Verdade desportiva e poder no futebol

1. Tentemos compreender os factos de uma forma objectiva, sem que nem sequer se projectem nas pessoas envolvidas. Hoje, enveredamos por uma análise política (gosto desta).

Fruto de uma reunião de sociedades desportivas que participam nas competições desportivas profissionais de futebol, veio a ser indicado, por consenso, um ex-dirigente desportivo do Sporting. Segundo rezam as notícias, o indicado para suceder a Mário Figueiredo foi alcançado a partir de um primeiro acordo entre o Benfica e o FC Porto. Por outro lado, o Sporting, ausente da reunião, manifestou, de imediato, o seu desagrado por tal indicação. Sendo estes os factos principais, partamos para uma sua análise.

2. Em primeiro lugar deve ser dito que não vale o argumento de que os clubes são todos iguais. A admitir-se como certa essa afirmação, torna-se então necessário recorrer à outra que há muito ganhou espaço: há uns que são mais iguais do que os outros. Afirmar que o Sporting é somente um entre tantos, não colhe como argumento válido, como é confirmado pelo facto de o consenso dos outros ter origem primária no acordo entre o Benfica e o FC Porto.

3. Em segundo lugar, numa fase das mais delicadas que viveu a Liga Portuguesa de Futebol Profissional, apoiar um candidato à sua presidência, nestes termos, com esse ponto de partida, não pode deixar de ser encarado, objectivamente, como uma afronta ao Sporting.
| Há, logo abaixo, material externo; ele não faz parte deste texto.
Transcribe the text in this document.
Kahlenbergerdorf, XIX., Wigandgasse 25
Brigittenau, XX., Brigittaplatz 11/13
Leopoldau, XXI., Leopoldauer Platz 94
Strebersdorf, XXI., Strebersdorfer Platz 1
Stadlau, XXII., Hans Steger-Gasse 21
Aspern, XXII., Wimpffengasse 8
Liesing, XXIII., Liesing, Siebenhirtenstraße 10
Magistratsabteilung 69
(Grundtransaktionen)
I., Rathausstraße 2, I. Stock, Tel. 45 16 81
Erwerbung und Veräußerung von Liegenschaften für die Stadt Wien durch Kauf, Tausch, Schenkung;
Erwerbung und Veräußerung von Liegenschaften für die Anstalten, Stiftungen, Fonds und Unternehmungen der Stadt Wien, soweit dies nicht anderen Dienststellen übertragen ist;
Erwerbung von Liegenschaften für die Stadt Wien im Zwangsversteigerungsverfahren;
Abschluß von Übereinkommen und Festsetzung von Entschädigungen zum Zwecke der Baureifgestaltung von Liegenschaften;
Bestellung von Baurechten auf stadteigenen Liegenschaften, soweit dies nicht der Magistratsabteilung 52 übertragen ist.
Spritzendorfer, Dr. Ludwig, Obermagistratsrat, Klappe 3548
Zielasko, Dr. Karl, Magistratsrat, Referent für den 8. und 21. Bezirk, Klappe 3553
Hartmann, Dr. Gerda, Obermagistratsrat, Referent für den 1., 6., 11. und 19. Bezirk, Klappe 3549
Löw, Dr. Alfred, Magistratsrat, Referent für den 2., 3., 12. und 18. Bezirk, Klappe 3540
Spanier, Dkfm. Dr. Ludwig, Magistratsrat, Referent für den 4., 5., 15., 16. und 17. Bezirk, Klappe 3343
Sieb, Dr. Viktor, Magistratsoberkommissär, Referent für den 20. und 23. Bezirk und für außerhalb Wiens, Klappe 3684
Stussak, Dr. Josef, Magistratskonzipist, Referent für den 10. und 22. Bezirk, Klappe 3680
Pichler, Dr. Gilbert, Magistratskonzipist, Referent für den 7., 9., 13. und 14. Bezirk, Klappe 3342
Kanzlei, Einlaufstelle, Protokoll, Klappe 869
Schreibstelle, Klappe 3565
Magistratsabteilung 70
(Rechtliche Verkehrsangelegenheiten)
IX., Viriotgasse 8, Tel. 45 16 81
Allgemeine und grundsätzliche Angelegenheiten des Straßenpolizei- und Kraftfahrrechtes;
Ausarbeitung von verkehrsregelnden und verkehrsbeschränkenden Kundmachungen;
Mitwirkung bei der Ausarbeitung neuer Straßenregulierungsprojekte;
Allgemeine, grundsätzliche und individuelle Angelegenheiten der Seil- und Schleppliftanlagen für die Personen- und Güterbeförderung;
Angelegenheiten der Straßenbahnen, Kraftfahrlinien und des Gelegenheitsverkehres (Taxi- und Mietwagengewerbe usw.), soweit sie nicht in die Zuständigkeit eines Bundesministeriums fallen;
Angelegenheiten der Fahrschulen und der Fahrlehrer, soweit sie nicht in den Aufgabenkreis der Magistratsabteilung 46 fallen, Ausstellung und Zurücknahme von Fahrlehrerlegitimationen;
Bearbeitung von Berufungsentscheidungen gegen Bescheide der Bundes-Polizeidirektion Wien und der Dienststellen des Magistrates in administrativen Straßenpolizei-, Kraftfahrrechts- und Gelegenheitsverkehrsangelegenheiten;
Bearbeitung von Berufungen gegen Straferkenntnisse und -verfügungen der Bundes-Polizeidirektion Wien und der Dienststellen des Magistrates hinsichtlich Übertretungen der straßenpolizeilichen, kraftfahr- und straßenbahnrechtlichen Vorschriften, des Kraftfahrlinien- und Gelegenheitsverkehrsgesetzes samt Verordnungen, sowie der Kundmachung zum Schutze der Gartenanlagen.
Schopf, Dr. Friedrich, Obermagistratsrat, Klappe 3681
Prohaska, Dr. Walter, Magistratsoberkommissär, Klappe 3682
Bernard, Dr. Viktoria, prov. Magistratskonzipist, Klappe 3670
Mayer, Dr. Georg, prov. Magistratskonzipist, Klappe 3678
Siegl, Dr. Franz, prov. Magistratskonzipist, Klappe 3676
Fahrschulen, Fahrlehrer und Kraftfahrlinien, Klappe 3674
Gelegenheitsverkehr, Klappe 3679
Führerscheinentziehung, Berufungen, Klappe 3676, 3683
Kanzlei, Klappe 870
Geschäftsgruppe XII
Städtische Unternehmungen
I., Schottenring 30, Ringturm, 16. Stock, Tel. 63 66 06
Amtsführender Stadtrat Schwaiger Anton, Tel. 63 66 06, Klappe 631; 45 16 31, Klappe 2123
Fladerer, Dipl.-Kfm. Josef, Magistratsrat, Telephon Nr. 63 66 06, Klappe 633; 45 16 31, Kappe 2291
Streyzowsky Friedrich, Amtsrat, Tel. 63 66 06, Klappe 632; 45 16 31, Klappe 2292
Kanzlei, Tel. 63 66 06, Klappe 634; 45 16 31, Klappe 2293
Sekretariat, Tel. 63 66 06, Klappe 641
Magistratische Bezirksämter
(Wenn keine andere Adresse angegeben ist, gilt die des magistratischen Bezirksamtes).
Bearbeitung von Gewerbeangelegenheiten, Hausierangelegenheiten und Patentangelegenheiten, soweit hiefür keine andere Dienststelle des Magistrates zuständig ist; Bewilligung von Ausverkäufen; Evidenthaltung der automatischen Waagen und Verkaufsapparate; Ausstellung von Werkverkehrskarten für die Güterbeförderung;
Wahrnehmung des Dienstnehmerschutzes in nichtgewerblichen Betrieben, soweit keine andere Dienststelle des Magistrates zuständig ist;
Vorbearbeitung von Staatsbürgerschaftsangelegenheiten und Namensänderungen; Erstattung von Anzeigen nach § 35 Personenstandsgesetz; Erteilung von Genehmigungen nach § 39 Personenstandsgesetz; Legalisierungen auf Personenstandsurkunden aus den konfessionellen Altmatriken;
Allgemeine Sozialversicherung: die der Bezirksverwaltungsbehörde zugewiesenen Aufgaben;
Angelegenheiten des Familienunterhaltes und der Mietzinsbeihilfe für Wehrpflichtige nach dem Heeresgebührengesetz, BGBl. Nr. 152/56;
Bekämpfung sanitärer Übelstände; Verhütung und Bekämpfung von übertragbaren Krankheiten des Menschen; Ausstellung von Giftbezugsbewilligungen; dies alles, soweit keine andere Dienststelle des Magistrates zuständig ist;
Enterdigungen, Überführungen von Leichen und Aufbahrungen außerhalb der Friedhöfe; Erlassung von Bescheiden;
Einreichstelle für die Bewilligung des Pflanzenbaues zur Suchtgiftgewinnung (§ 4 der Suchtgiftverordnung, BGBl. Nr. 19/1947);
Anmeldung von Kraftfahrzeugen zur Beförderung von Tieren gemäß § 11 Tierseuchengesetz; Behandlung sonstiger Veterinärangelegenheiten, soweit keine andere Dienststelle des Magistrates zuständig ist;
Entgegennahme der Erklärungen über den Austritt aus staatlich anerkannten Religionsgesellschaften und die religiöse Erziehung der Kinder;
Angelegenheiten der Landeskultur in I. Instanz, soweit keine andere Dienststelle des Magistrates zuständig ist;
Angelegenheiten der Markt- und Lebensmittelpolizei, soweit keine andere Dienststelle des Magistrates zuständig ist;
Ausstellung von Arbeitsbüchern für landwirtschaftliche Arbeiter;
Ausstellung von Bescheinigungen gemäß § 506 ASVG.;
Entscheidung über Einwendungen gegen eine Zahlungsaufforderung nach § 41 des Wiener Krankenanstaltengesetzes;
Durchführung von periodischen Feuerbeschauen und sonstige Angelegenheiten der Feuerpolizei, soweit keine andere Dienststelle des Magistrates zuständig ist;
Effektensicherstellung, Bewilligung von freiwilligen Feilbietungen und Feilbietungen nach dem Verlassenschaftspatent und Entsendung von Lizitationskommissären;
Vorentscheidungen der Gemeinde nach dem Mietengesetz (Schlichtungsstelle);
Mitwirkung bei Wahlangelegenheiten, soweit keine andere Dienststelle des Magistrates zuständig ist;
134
Com efeito, com ou sem razão, os dados de partida para esta conclusão, são simples: duas assembleias gerais, da SAD e do clube, conduziram a que o futuro presidente da LPFP se vá confrontar em tribunal, em processo de natureza civil, com pedidos de responsabilidade civil por actos ou omissões respeitantes ao período em que desempenhou funções de gestor na SAD do Sporting.

Significa este estado de coisas, friso, sem saber de que lado está a razão nesse diferendo (os tribunais dirão), que a escolha deste presidente da LPFP, aparte outras leituras – porventura algumas até benéficas -, tem uma leitura política de afirmação de poder e de afastamento Sporting do círculo da tomada de decisões. do Sporting.

4. A verdade desportiva, bem como as manifestações que a colocam em crise, tem, no futebol, como na sociedade em geral, um significado relativo. Não é, no concreto da vivência quotidiana, um valor que é encarado de forma absoluta. A corrupção, o desvio de poder, o tráfico de influências, encontram-se do lado dos outros. Não nos toca.

Neste particular jogo de poder, que não é nada demais se comparado com o jogo político ou empresarial e económico, o que se assiste é que a bandeira da verdade desportiva costuma ser utilizada como um meio para alcançar o poder, do tipo baixa de impostos em campanha eleitoral para as legislativas.

5. Um exemplo, entre muitos possíveis, é-nos precisamente oferecido pela actual situação vivida a três.

Com efeito, nos últimos anos, o Benfica “pegou” nessa bandeira tendo como ponto de referência o FC Porto. Volvidos os tempos, o acordo agora alcançado é sinal de um outro patamar.

Por outro lado, o actual Sporting “não deixou cair essa bandeira”. É ele, afastado do poder e, agora, “corrido” do poder, que se tornou o cavaleiro andante.

Cá estaremos, se lá chegarmos, para ver, aquando da promoção ao poder pelo Sporting, quem será o próximo herói.